Witeck reviewed the Harris & Associates 2016 survey and told the Los Angeles Blade that GLAAD’s 20 percent figure is “likely overstated” and possibly the result of the online survey’s “unique design,” outside the familiar conventions of more traditional polling. After consulting with contacts within Harris, Witeck said. “GLAAD sought a more complex scale, and broader definition of sexual orientation and gender identity to arrive at the percentage of LGBTQA.”

The GLAAD spokesperson called Witeck’s last statement inaccurate. “GLAAD and Harris Poll together sought an inclusive scale,” he said, “but GLAAD did not seek a ‘more complex’ scale solo.”

Why does this matter? Because GLAAD’s president is promoting results based on a year-old survey, calculated by Harris, derived from the answers of only about 100 of more than 2,000 respondents. Those answers were used to determine that two out of every 10 Americans ages 18 to 34 are LGBT—a conclusion that raises more than a few eyebrows.

“These are not conventional demographics,” said Witeck. “I mean, if we were social scientists we might choose to frame these responses differently, especially to understand notions of representativeness.”

According to the Harris sampling methodology for online samples, “one hundred is the lowest number typically used for projecting an outcome. Stronger estimates of representativeness may be found in larger sample sizes of 400 or 500,” said Witeck. “Or repeated queries with the same questions over time.”

That, Witeck said, is why the pollsters used a scientific technique known as weighting — a method described by the American Association for Public Opinion Research, by which a researcher “adjusts the poll data in an attempt to ensure that the sample more accurately reflects the characteristics of the population from which it was drawn,” before solid conclusions can be made.

In this case, the raw number of 18- to 34-year-olds sampled was merely 100, and the weighted number in the survey conducted online amounted to just 66 people.

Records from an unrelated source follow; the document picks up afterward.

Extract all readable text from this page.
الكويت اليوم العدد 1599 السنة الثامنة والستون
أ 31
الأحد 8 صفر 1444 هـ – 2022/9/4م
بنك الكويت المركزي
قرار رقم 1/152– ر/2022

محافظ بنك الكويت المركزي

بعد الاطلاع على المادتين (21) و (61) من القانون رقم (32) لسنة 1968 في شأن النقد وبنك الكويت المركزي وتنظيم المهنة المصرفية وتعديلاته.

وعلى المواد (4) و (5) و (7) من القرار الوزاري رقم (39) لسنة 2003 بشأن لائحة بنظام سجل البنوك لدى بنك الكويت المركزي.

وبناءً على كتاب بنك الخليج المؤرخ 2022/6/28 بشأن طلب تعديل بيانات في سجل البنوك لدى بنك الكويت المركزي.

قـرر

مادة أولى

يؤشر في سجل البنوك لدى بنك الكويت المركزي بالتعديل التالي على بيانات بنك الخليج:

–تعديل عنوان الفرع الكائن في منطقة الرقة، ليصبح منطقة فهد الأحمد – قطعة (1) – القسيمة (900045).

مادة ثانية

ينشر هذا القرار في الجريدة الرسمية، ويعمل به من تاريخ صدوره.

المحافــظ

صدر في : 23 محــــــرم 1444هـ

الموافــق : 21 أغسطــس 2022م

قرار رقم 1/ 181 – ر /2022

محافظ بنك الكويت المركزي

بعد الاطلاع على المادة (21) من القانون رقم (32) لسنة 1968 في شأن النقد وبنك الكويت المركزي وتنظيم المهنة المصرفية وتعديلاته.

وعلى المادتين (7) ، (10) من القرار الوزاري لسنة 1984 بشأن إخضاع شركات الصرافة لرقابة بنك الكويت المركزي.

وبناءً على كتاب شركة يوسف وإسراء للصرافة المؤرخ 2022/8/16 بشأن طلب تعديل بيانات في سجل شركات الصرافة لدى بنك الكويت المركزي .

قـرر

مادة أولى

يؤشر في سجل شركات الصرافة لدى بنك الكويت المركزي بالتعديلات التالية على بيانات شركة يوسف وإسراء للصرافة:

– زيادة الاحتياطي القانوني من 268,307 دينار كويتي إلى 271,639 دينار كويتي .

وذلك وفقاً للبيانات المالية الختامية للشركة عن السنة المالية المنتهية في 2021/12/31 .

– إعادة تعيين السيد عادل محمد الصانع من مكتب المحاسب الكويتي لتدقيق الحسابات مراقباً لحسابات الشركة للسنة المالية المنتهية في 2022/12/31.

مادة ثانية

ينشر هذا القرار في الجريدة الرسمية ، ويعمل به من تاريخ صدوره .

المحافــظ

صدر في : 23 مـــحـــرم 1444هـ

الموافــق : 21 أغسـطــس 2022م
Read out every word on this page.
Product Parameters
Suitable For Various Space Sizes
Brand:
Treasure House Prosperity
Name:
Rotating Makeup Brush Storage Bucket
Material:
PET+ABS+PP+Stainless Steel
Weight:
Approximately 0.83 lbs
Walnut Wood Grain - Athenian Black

And a reminder: this survey was conducted November 2nd through November 4th, 2016 — before Donald Trump won the presidential election. “That’s very key,” said Witeck. “Timing always matters.”

Since Election Day 2016, there have been significant societal changes, with more and more women, people of color and LGBT Americans resisting, marching, and running for office. More people, especially those 18 to 34, have come out. None are reflected in the Accelerated Acceptance 2017 survey.

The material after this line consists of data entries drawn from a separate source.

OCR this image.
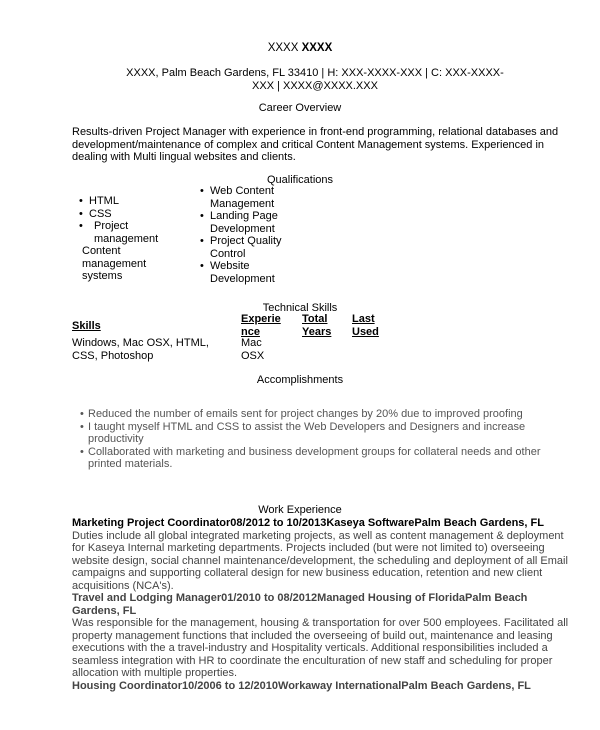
XXXX XXXX
XXXX, Palm Beach Gardens, FL 33410 | H: XXX-XXXX-XXX | C: XXX-XXXX-
XXX | XXXX@XXXX.XXX
Career Overview
Results-driven Project Manager with experience in front-end programming, relational databases and development/maintenance of complex and critical Content Management systems. Experienced in dealing with Multi lingual websites and clients.
Qualifications
• HTML
• CSS
• Project management
Content management systems
• Web Content Management
• Landing Page Development
• Project Quality Control
• Website Development
Technical Skills
Skills
Experience
Total Years
Last Used
Windows, Mac OSX, HTML, CSS, Photoshop
Mac OSX
Accomplishments
• Reduced the number of emails sent for project changes by 20% due to improved proofing
• I taught myself HTML and CSS to assist the Web Developers and Designers and increase productivity
• Collaborated with marketing and business development groups for collateral needs and other printed materials.
Work Experience
Marketing Project Coordinator08/2012 to 10/2013Kaseya SoftwarePalm Beach Gardens, FL
Duties include all global integrated marketing projects, as well as content management & deployment for Kaseya Internal marketing departments. Projects included (but were not limited to) overseeing website design, social channel maintenance/development, the scheduling and deployment of all Email campaigns and supporting collateral design for new business education, retention and new client acquisitions (NCA's).
Travel and Lodging Manager01/2010 to 08/2012Managed Housing of FloridaPalm Beach Gardens, FL
Was responsible for the management, housing & transportation for over 500 employees. Facilitated all property management functions that included the overseeing of build out, maintenance and leasing executions with the a travel-industry and Hospitality verticals. Additional responsibilities included a seamless integration with HR to coordinate the enculturation of new staff and scheduling for proper allocation with multiple properties.
Housing Coordinator10/2006 to 12/2010Workaway InternationalPalm Beach Gardens, FL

So why would Ellis cite outdated and minimally representative data?

The survey was published in January, which is why it’s titled Accelerating Acceptance 2017, said the spokesperson. “What Sarah Kate is referring to in her quote is the increase in anti-LGBTQ hate crimes, anti-LGBTQ legislation, rollbacks from the federal government, etc, that our culture has been seeing lately.”

He explained how they reached their conclusions: “The data and methodology were generated by experts at Harris Poll, one of the world’s most credible authorities on public polling. GLAAD did not conduct additional analysis of the data. Original questions were a collaboration between GLAAD and Harris Poll, with Harris Poll vetting questions for statistical accuracy,” he said.

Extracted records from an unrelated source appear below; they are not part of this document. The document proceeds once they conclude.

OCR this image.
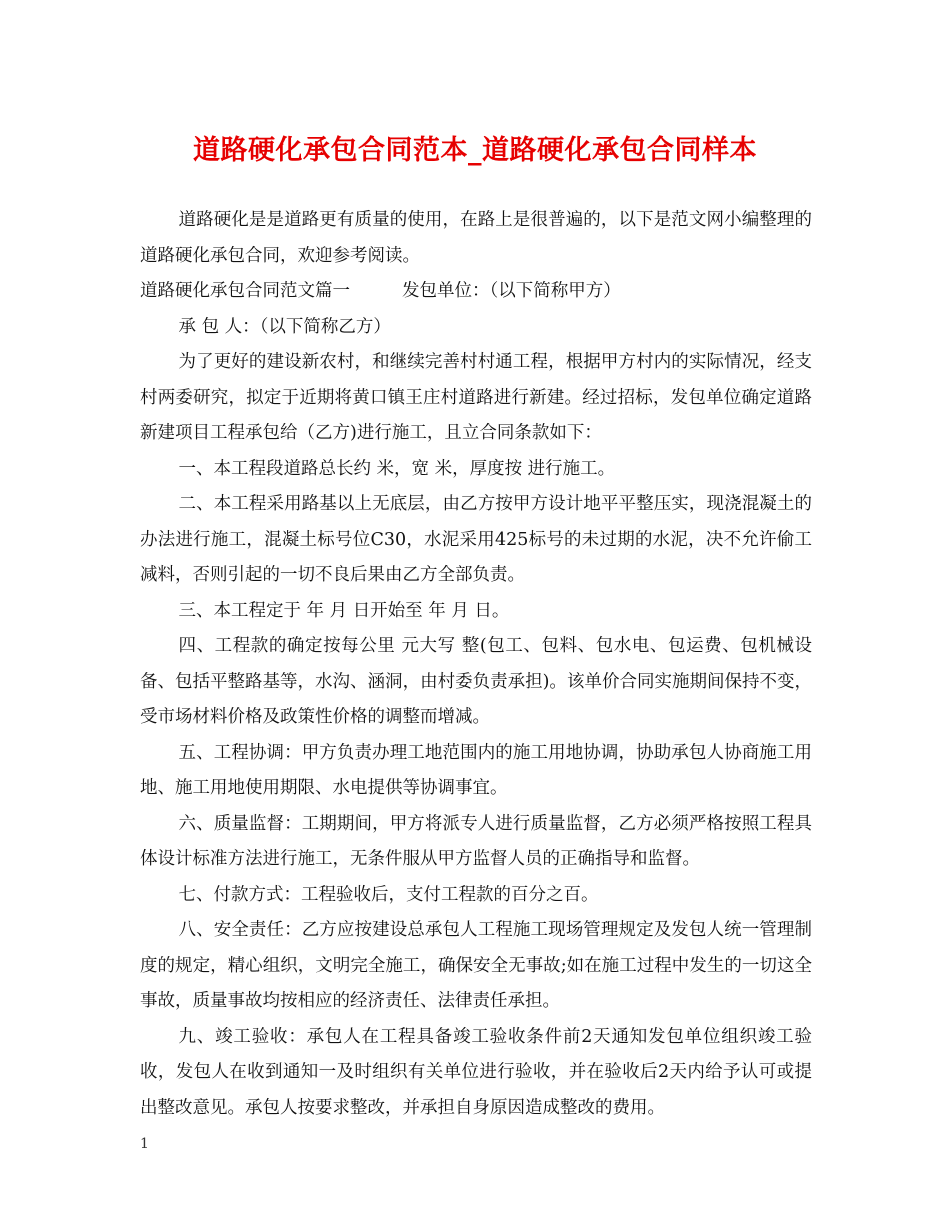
道路硬化承包合同范本_道路硬化承包合同样本

道路硬化是是道路更有质量的使用，在路上是很普遍的，以下是范文网小编整理的道路硬化承包合同，欢迎参考阅读。

道路硬化承包合同范文篇一	发包单位：（以下简称甲方）

承 包 人：（以下简称乙方）

为了更好的建设新农村，和继续完善村村通工程，根据甲方村内的实际情况，经支村两委研究，拟定于近期将黄口镇王庄村道路进行新建。经过招标，发包单位确定道路新建项目工程承包给（乙方)进行施工，且立合同条款如下：

一、本工程段道路总长约 米，宽 米，厚度按 进行施工。

二、本工程采用路基以上无底层，由乙方按甲方设计地平平整压实，现浇混凝土的办法进行施工，混凝土标号位C30，水泥采用425标号的未过期的水泥，决不允许偷工减料，否则引起的一切不良后果由乙方全部负责。

三、本工程定于 年 月 日开始至 年 月 日。

四、工程款的确定按每公里 元大写 整(包工、包料、包水电、包运费、包机械设备、包括平整路基等，水沟、涵洞，由村委负责承担)。该单价合同实施期间保持不变，受市场材料价格及政策性价格的调整而增减。

五、工程协调：甲方负责办理工地范围内的施工用地协调，协助承包人协商施工用地、施工用地使用期限、水电提供等协调事宜。

六、质量监督：工期期间，甲方将派专人进行质量监督，乙方必须严格按照工程具体设计标准方法进行施工，无条件服从甲方监督人员的正确指导和监督。

七、付款方式：工程验收后，支付工程款的百分之百。

八、安全责任：乙方应按建设总承包人工程施工现场管理规定及发包人统一管理制度的规定，精心组织，文明完全施工，确保安全无事故;如在施工过程中发生的一切这全事故，质量事故均按相应的经济责任、法律责任承担。

九、竣工验收：承包人在工程具备竣工验收条件前2天通知发包单位组织竣工验收，发包人在收到通知一及时组织有关单位进行验收，并在验收后2天内给予认可或提出整改意见。承包人按要求整改，并承担自身原因造成整改的费用。

1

“The LGTBQ figure reflects what happens when additional answer options are added to the list of sexual orientations and gender identities in a survey. LGBTQ here not only includes strictly binary terms (like gay or straight), but the broad spectrum of sexual orientation experiences (like pansexual or asexual) as well as gender expression separate from gender identity (like genderqueer or agender),” he said.

GLAAD is currently conducting a new survey to see “if the 2016 presidential election will impact results.”

Meanwhile, sexual harassment allegations leveled against TV stars and producers have significantly impacted the entertainment industry—and who knows how many LGBT characters will survive the repercussions.